Other classes can subscribe and react.
15. What are events useful for?
Events are useful when one part of a program should notify other parts without knowing them directly.
Typical use cases:
User interfaces
Buttons, text boxes, sliders and other UI elements use events.
Example:
button.Click += ButtonWasClicked;Games
Objects can react to actions:
- player died
- enemy spawned
- score changed
- item collected
Services
A service can inform other parts of the application:
- data changed
- connection lost
- message received
- download completed
Blazor Server
A shared service can raise an event when its state changes.
Multiple browser windows connected to the same server can subscribe to that event and update their UI.
16. Limits and disadvantages of events
Events are useful, but they also have disadvantages.
16.1 Program flow can become harder to understand
With a normal method call, it is clear what happens next:
SaveData();
PrintResult();With events, one line may call many unknown subscribers:
DataChanged?.Invoke();You may not immediately see which methods are executed.
This can make debugging harder.
16.2 Events can create hidden dependencies
The publisher does not know the subscribers.
That is often good.
But it also means the behavior of the program depends on who subscribed.
If an important subscriber is missing, something may silently not happen.

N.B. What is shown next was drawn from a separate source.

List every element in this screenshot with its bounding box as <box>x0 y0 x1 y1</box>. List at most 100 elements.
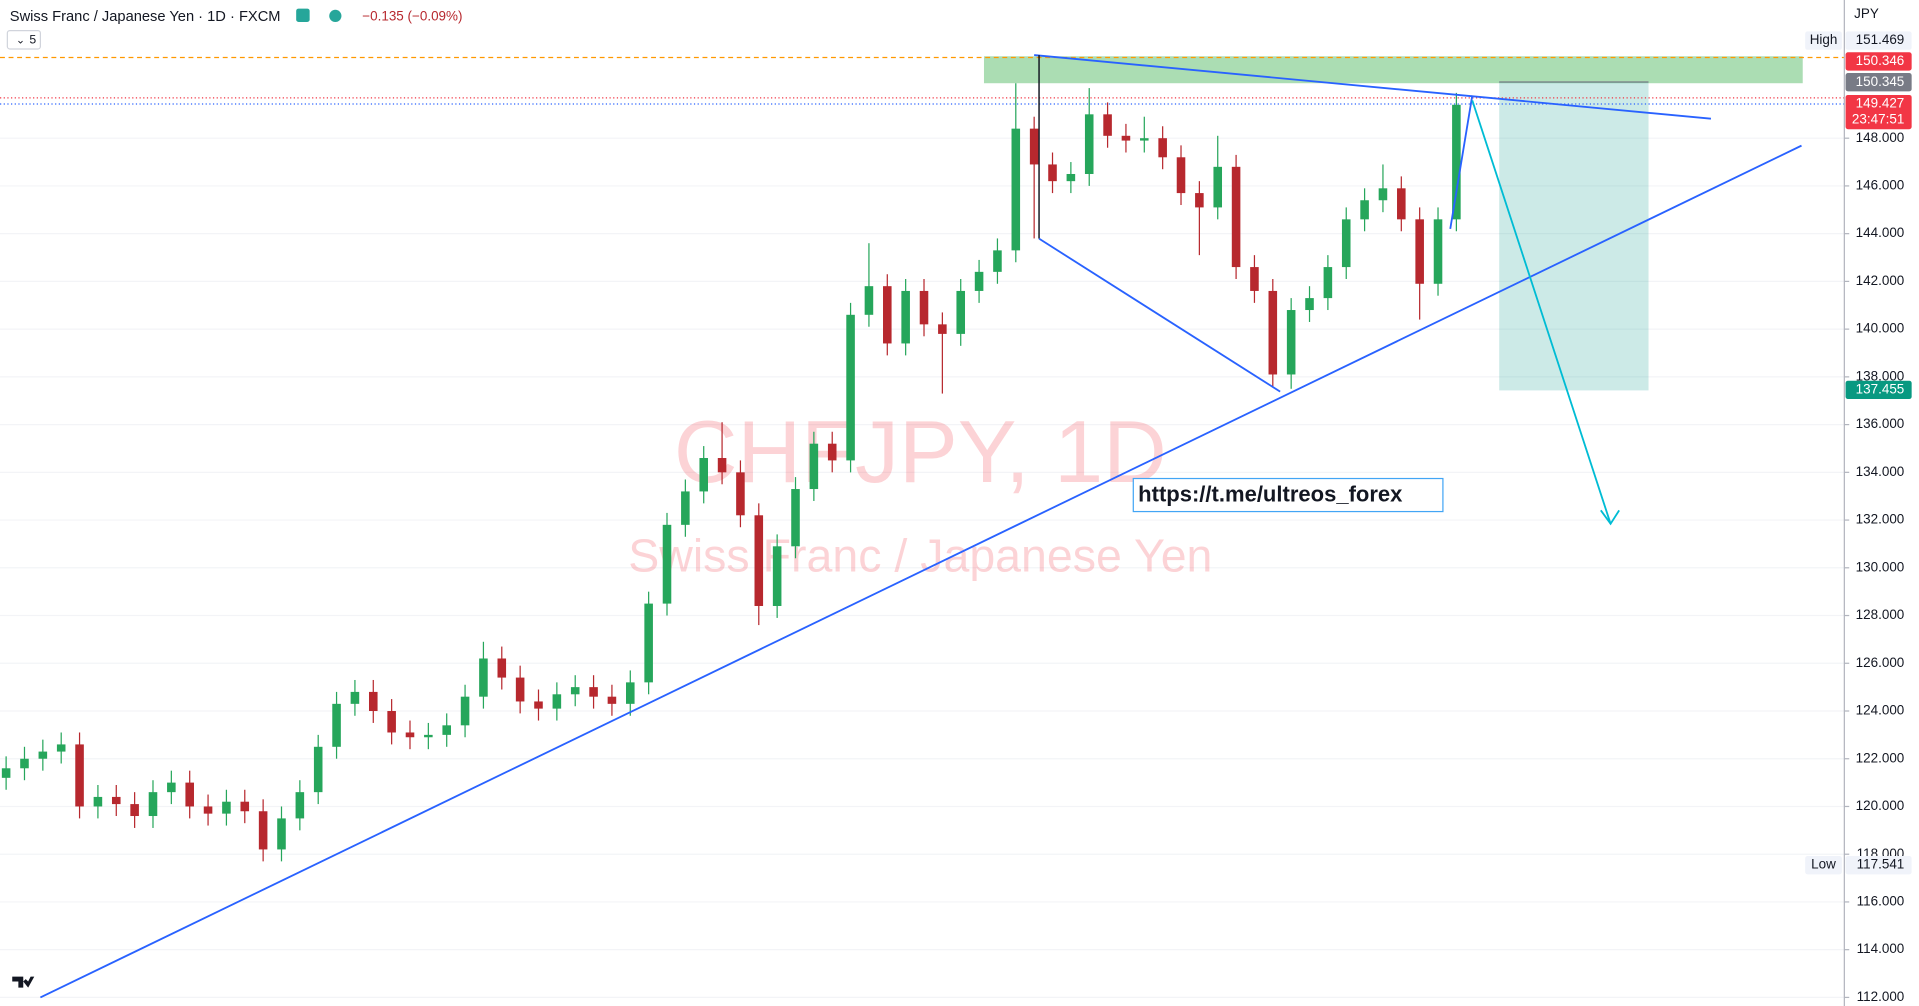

16.3 Forgetting to unsubscribe can cause problems
If a long-living object has an event and a short-living object subscribes to it, the subscriber may stay in memory longer than expected.
This can cause memory leaks.
Example idea:
service.Changed += ComponentWasChanged;If the component disappears but does not unsubscribe, the service may still keep a reference to it.
In Blazor components, you often unsubscribe in Dispose.
public void Dispose()
{
service.Changed -= OnServiceChanged;
}16.4 Exceptions in subscribers can interrupt other subscribers
If one event handler throws an exception, it can stop the event invocation.
SomethingHappened?.Invoke();If one subscriber crashes, later subscribers may not run.
For simple examples this is usually not a big issue, but in larger programs it matters.
16.5 Events are not automatically asynchronous
An event call is usually just a normal method call.
SomethingHappened?.Invoke();The subscribers run immediately and synchronously.
If a subscriber does slow work, the publisher has to wait.
Events are not automatically background tasks.
16.6 Too many events can make architecture messy
If everything communicates through events, the application can become difficult to understand.
Events should be used when they make the design clearer, not everywhere.
17. Summary
- An event is based on a delegate.
- An event lets an object notify other objects that something happened.
- The object raising the event is the publisher.
- The objects reacting to the event are subscribers.
- Subscribe with
+=. - Unsubscribe with
-=. - Raise an event with
?.Invoke(...). - Outside code can subscribe and unsubscribe, but cannot directly invoke the event.
- Events are useful for UI, games, services and state changes.
- Events can make code flexible, but they can also make program flow harder to follow.
- In long-living applications, remember to unsubscribe when necessary.